Imaginó, con verdadero terror, álgidas discusiones con el recepcionista, el camarero, el cocinero. Le parecía ver el rostro desesperado de su hija rogándole, “por el amor de Dios”, que ya se callara.

—¿Por qué tienes que ser tan directa, madre? ¿Nunca te enseñaron lo que es la cortesía?

—¡Ah! Ahora resulta. Cortesía es lo que a ellos no les enseñaron. ¿Qué hay de malo en decirles que el apagador no funciona, que el agua no está caliente, que la comida está fría? Hijita, por favor, ¿por qué tenemos que fingir estar a gusto si nos están tratando mal?

Ojalá su hija aprendiera eso. Ni siquiera era tan directa. Ya hubiera querido decirle lo mismo con relación al novio, al trabajo ese donde la tenían de esclava. Era penoso ver las que se tragaba con tal de estar “contenta”. 

—Sí, pero puedes decirlo de otro modo.

—¿Cómo? 

Era una pregunta sincera. Nunca supo la manera de matizar el enojo, la impotencia, la desilusión. Una pregunta que hizo tantas veces, a gente tan, tan querida. “No”, y manoteó al aire para deshacer la imagen del viaje, no haría eso. Por su hija. Porque no podría soportar su abandono, no el de ella.
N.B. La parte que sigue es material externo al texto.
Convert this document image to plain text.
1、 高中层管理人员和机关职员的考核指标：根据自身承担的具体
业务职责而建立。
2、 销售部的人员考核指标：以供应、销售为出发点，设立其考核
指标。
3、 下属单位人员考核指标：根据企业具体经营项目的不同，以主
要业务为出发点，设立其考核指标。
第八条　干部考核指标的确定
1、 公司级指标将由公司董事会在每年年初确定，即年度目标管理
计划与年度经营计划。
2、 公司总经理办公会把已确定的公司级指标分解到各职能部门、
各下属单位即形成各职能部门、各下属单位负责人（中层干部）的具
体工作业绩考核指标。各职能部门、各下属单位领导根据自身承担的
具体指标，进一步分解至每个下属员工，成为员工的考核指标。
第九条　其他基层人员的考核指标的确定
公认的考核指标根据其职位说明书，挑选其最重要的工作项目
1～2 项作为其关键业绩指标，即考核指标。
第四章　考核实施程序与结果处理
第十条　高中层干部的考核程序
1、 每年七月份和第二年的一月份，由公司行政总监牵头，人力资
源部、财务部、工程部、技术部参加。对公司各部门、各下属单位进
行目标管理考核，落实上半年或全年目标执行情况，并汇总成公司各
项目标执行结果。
Por eso le envió un mensaje corto y contundente unos días antes: “Hija, no voy”.

Los ojos se le llenaron de lágrimas. Sacó un brazo por debajo de las cobijas, alcanzó los pañuelos desechables, se limpió la nariz, respiró y aguzó el oído. Nada.

Quizá Carmen se había rendido. La idea la hizo sonreír. Sintió el cuerpo inundado de paz. Por fin. Lo único que quería. Estar tranquila. ¿Eso era ser difícil?

Se dejó ir en el silencio, en la calidez de la cama, de la luz que entraba a través de la cortina semitransparente y caía sobre el piso de madera. 

¡Pum!

¿Qué era eso? 

Un segundo golpe cimbró la casa con un sonido sordo y fuerte. De un salto se sentó sobre la cama. El corazón le latió con fuerza. ¿Una bomba? Aturdida, intentó pensar. Eso era imposible. A menos que Concha fuera terrorista o alguno de los vecinos. Ya no se sabía. 

¡Pum!

La sangre se le bajó a los pies, sudó frío.

—¡Vamos, rápido!—escuchó la voz grave de un hombre. Pasos acelerados retumbando por la escalera. Palideció cuando tres bomberos entraron sin más a su recámara. Carmen, su hija, corriendo detrás de ellos, con ellos. 

—¡Mamá!, ¡mamá!—se abalanzó contra ella—¿estás bien? ¿Qué te pasó? 

—¿Qué me va a pasar, niñita? ¡Estoy bien!—alcanzó a decir con espanto y enojo. No tenía palabras para expresar la impotencia que crecía desde el fondo del estómago, quemándolo todo por dentro.

—Cálmese, señora, ahorita la trasladamos al hospital—informó el bombero, sin detenerse a escuchar, siguiendo el procedimiento tal y como dictaba el reglamento.

La colocaron en una camilla. Apretaron el cuerpo con los cinturones para asegurarse de que no la tirarían en el traslado, la levantaron y Magdalena se vio volando escaleras abajo, atravesando la puerta ante la mirada curiosa y asustada de los vecinos, Concha entre ellos.

Su hija subió a la ambulancia con ella. 

—Carmen—intentó comunicarse antes de que le pusieran la mascarilla de oxígeno.

—Mamá, mamita, no hables, verás que vas a estar bien. 

Magdalena la miró con profunda tristeza. Tenía razón. Mejor no hablar. Cerró los ojos y volvió a su encierro.